The colour pink has numerous associations, but in Vienna it conjures up images of two city stalwarts: the Manner hazelnut wafer and the Aida chain of cafés. The latter promises reasonably-priced coffee and enough cakes and pastries to fill a fluffy unicorn.
- Famous for its distinctive branding
- Outlets throughout Vienna
- A Konditorei (confectionery) and café
- A touch cheaper than most of the well-known independent coffee houses
- See also: Vienna coffee houses | The Konditorei
A local review
With over 25 locations in Vienna, the Aida chain of cafés is an integral part of the city landscape. But this is not a traditional coffee house in the style of a Central or Hawelka.
For starters, Aida is more of a Konditorei and café, reflecting the company’s origins as a purveyor of fine confectionery back in the early 20th century.
The founder (Josef Prousek) started out with small premises in 1913 before expanding production to become the Chocolaterie u. Gross-Konditorei AIDA in 1921.
Aida’s subsequent history often intertwined with that of the country.
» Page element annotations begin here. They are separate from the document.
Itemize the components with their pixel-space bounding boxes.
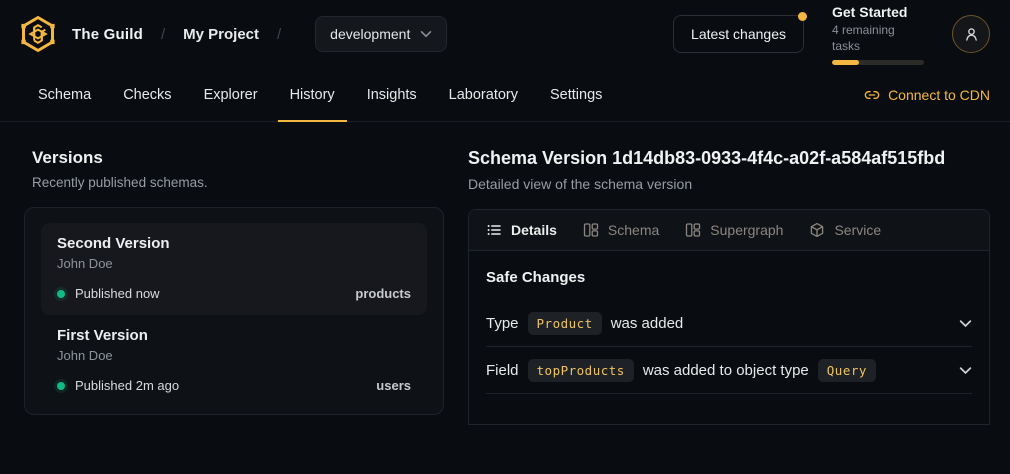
version-list-item[interactable]: First Version John Doe Published 2m ago …	[41, 315, 427, 407]
chevron-down-icon[interactable]	[959, 366, 972, 375]
published-status-dot	[57, 382, 65, 390]
detail-tab-label: Service	[834, 222, 881, 238]
detail-tab-label: Schema	[608, 222, 659, 238]
safe-changes-heading: Safe Changes	[486, 269, 972, 286]
version-meta: Published now products	[57, 286, 411, 301]
version-author: John Doe	[57, 348, 411, 363]
target-selector[interactable]: development	[315, 16, 447, 52]
header-actions: Latest changes Get Started 4 remaining t…	[673, 3, 990, 65]
tab-checks[interactable]: Checks	[123, 68, 171, 121]
get-started-subtitle: 4 remaining tasks	[832, 22, 924, 54]
chevron-down-icon	[420, 30, 432, 38]
change-description: Type Product was added	[486, 312, 683, 335]
schema-version-subtitle: Detailed view of the schema version	[468, 176, 990, 192]
version-service-name: products	[355, 286, 411, 301]
tab-laboratory[interactable]: Laboratory	[449, 68, 518, 121]
change-text: was added	[611, 315, 684, 332]
main-content: Versions Recently published schemas. Sec…	[0, 122, 1010, 425]
tab-insights[interactable]: Insights	[367, 68, 417, 121]
get-started-title: Get Started	[832, 3, 924, 21]
breadcrumb-separator: /	[161, 26, 165, 43]
published-status-dot	[57, 290, 65, 298]
detail-tabstrip: Details Schema	[469, 210, 989, 251]
notification-dot	[798, 12, 807, 21]
version-name: Second Version	[57, 235, 411, 252]
version-name: First Version	[57, 327, 411, 344]
target-selector-value: development	[330, 26, 410, 42]
versions-title: Versions	[32, 148, 444, 168]
change-description: Field topProducts was added to object ty…	[486, 359, 876, 382]
version-detail-panel: Details Schema	[468, 209, 990, 425]
connect-to-cdn-label: Connect to CDN	[888, 87, 990, 103]
code-chip: Query	[818, 359, 876, 382]
user-icon	[963, 26, 980, 43]
detail-tab-label: Details	[511, 222, 557, 238]
tab-settings[interactable]: Settings	[550, 68, 602, 121]
change-text: Field	[486, 362, 519, 379]
detail-body: Safe Changes Type Product was added	[469, 251, 989, 394]
version-author: John Doe	[57, 256, 411, 271]
change-text: Type	[486, 315, 519, 332]
list-bullet-icon	[486, 222, 502, 238]
version-list-item[interactable]: Second Version John Doe Published now pr…	[41, 223, 427, 315]
detail-tab-schema[interactable]: Schema	[583, 222, 659, 238]
detail-tab-supergraph[interactable]: Supergraph	[685, 222, 783, 238]
versions-list: Second Version John Doe Published now pr…	[24, 207, 444, 415]
version-service-name: users	[376, 378, 411, 393]
version-status: Published 2m ago	[75, 378, 179, 393]
version-meta: Published 2m ago users	[57, 378, 411, 393]
columns-icon	[583, 222, 599, 238]
breadcrumb-separator: /	[277, 26, 281, 43]
link-icon	[864, 87, 880, 103]
tab-history[interactable]: History	[290, 68, 335, 121]
user-avatar[interactable]	[952, 15, 990, 53]
project-tabs: Schema Checks Explorer History Insights …	[38, 68, 602, 121]
columns-icon	[685, 222, 701, 238]
version-detail-column: Schema Version 1d14db83-0933-4f4c-a02f-a…	[468, 148, 990, 425]
get-started-widget[interactable]: Get Started 4 remaining tasks	[832, 3, 924, 65]
schema-version-title: Schema Version 1d14db83-0933-4f4c-a02f-a…	[468, 148, 990, 169]
latest-changes-label: Latest changes	[691, 26, 786, 42]
version-status: Published now	[75, 286, 160, 301]
detail-tab-details[interactable]: Details	[486, 222, 557, 238]
change-text: was added to object type	[643, 362, 809, 379]
hive-logo-icon[interactable]	[18, 14, 58, 54]
get-started-progressbar	[832, 60, 924, 65]
detail-tab-service[interactable]: Service	[809, 222, 881, 238]
detail-tab-label: Supergraph	[710, 222, 783, 238]
tab-schema[interactable]: Schema	[38, 68, 91, 121]
versions-subtitle: Recently published schemas.	[32, 175, 444, 190]
get-started-progress-fill	[832, 60, 859, 65]
org-name[interactable]: The Guild	[72, 26, 143, 43]
breadcrumb: The Guild / My Project / development	[18, 14, 447, 54]
project-tabbar: Schema Checks Explorer History Insights …	[0, 68, 1010, 122]
connect-to-cdn-link[interactable]: Connect to CDN	[864, 68, 990, 121]
versions-column: Versions Recently published schemas. Sec…	[24, 148, 444, 425]
code-chip: Product	[528, 312, 602, 335]
latest-changes-button[interactable]: Latest changes	[673, 15, 804, 53]
tab-explorer[interactable]: Explorer	[204, 68, 258, 121]
cube-icon	[809, 222, 825, 238]
chevron-down-icon[interactable]	[959, 319, 972, 328]
app-header: The Guild / My Project / development Lat…	[0, 0, 1010, 68]
code-chip: topProducts	[528, 359, 634, 382]
project-name[interactable]: My Project	[183, 26, 259, 43]
change-row[interactable]: Type Product was added	[486, 300, 972, 347]
change-row[interactable]: Field topProducts was added to object ty…	[486, 347, 972, 394]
For example, it famously produced doughnuts and ice cream for US troops in occupied Vienna post-WWII and was the first to install an espresso machine…thereby kicking off the city’s café-Konditorei tradition that runs alongside the coffee house one.
The company’s foundations in the world of pastries and sweet slices of joy is a good thing if you’re into cake with a side order of coffee, rather than coffee with a side order of cake. (My wife assures me the selection is excellent.)
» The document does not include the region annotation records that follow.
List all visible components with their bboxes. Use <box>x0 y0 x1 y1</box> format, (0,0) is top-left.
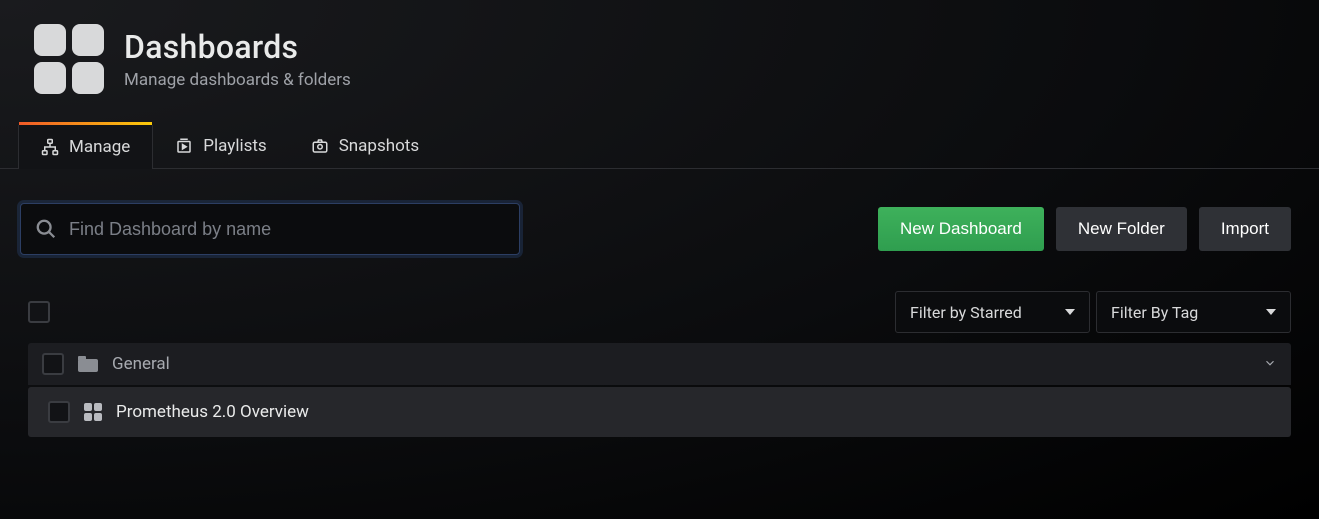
tab-playlists[interactable]: Playlists <box>153 124 288 168</box>
chevron-down-icon <box>1266 309 1276 315</box>
filter-label: Filter by Starred <box>910 303 1022 322</box>
import-button[interactable]: Import <box>1199 207 1291 251</box>
dashboard-icon <box>84 403 102 421</box>
item-checkbox[interactable] <box>48 401 70 423</box>
folder-name: General <box>112 354 170 374</box>
filter-label: Filter By Tag <box>1111 303 1198 322</box>
folder-checkbox[interactable] <box>42 353 64 375</box>
camera-icon <box>311 137 329 155</box>
tab-label: Snapshots <box>339 136 419 156</box>
dashboard-list: General Prometheus 2.0 Overview <box>0 343 1319 437</box>
tab-label: Manage <box>69 137 130 157</box>
sitemap-icon <box>41 138 59 156</box>
select-all-checkbox[interactable] <box>28 301 50 323</box>
list-item[interactable]: Prometheus 2.0 Overview <box>28 387 1291 437</box>
button-label: New Folder <box>1078 219 1165 239</box>
page-header: Dashboards Manage dashboards & folders <box>0 0 1319 106</box>
button-label: New Dashboard <box>900 219 1022 239</box>
filter-row: Filter by Starred Filter By Tag <box>0 255 1319 343</box>
chevron-down-icon <box>1263 355 1277 374</box>
chevron-down-icon <box>1065 309 1075 315</box>
tab-snapshots[interactable]: Snapshots <box>289 124 441 168</box>
search-box[interactable] <box>20 203 520 255</box>
page-title: Dashboards <box>124 28 351 66</box>
new-folder-button[interactable]: New Folder <box>1056 207 1187 251</box>
folder-icon <box>78 356 98 372</box>
search-input[interactable] <box>69 219 505 240</box>
action-bar: New Dashboard New Folder Import <box>0 169 1319 255</box>
filter-tag-select[interactable]: Filter By Tag <box>1096 291 1291 333</box>
button-label: Import <box>1221 219 1269 239</box>
search-icon <box>35 218 57 240</box>
tab-label: Playlists <box>203 136 266 156</box>
tabs: Manage Playlists Snapshots <box>0 124 1319 169</box>
page-subtitle: Manage dashboards & folders <box>124 70 351 90</box>
dashboards-icon <box>34 24 104 94</box>
item-name: Prometheus 2.0 Overview <box>116 402 309 422</box>
new-dashboard-button[interactable]: New Dashboard <box>878 207 1044 251</box>
folder-row[interactable]: General <box>28 343 1291 385</box>
tab-manage[interactable]: Manage <box>18 125 153 169</box>
filter-starred-select[interactable]: Filter by Starred <box>895 291 1090 333</box>
playlist-icon <box>175 137 193 155</box>
header-text: Dashboards Manage dashboards & folders <box>124 28 351 90</box>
Inside an Aida, you won’t find dark niches with upholstered furniture and marble tables. Instead, the locations tend to have a retro feel to them reminiscent of the 50s, 60s, or 70s, with plastic and glass dominating.
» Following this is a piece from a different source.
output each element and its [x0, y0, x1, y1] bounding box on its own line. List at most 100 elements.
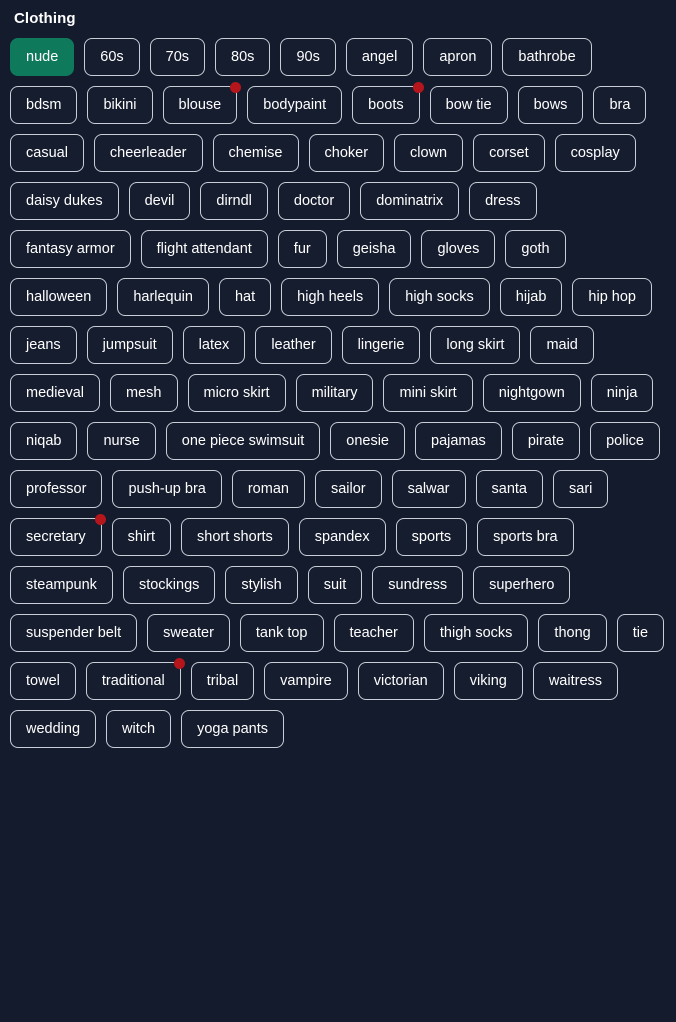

Nor do the staff wear the elegant black and white outfits of the coffee house. My (very friendly) waiter at the Opernring outlet bore his trays of sachertorte and cappuccinos dressed all in white, like a pastry chef, albeit with a pink collar. The waitress wore a pink skirt and white top.
Pink is very much the Aida colour and it’s everywhere, particularly in the logo, tabletops, and awnings that front the café.
The chain is popular with locals and enjoys a reputation as an excellent rendezvous for ladies of a certain age to swap stories over a reasonabky-priced coffee. The cappuccino certainly passed my quality test and arrived with an excellent froth on top.
Should you be a little intimidated by Vienna’s coffee menus, then Aida might be a life saver – their menu uses cutaway images of coffee cups to show you exactly what goes into each option. So if the thought of a double espresso with steamed milk, all topped with whipped cream, intrigues you, then you know to order an “Aida Melange”.
Another bonus is the option to buy Gusto Stückerl and Petits Fours, which mean smaller versions of cakes for those with more curiosity than appetite. And on top of the cakes and coffees, Aida has an all-day breakfast menu, salads, soups, sandwiches, snacks, ice cream, etc..
Is an Aida the best place to sit in timeless elegance with a book of poetry? Probably not. But for a decent cup of coffee and a great piece of cake that won’t cost the earth, it does an excellent job.
How to get to an Aida
As a chain, Aida has numerous outlets throughout the city, including one on Stephansplatz near the cathedral.
The one I went to most recently was at Opernring 7, above Karlsplatz subway station (on the U1, U2 and U4 lines). The location has a certain resonance given the name of the café chain: sit outside and enjoy the view of the State Opera House on the other side of the road.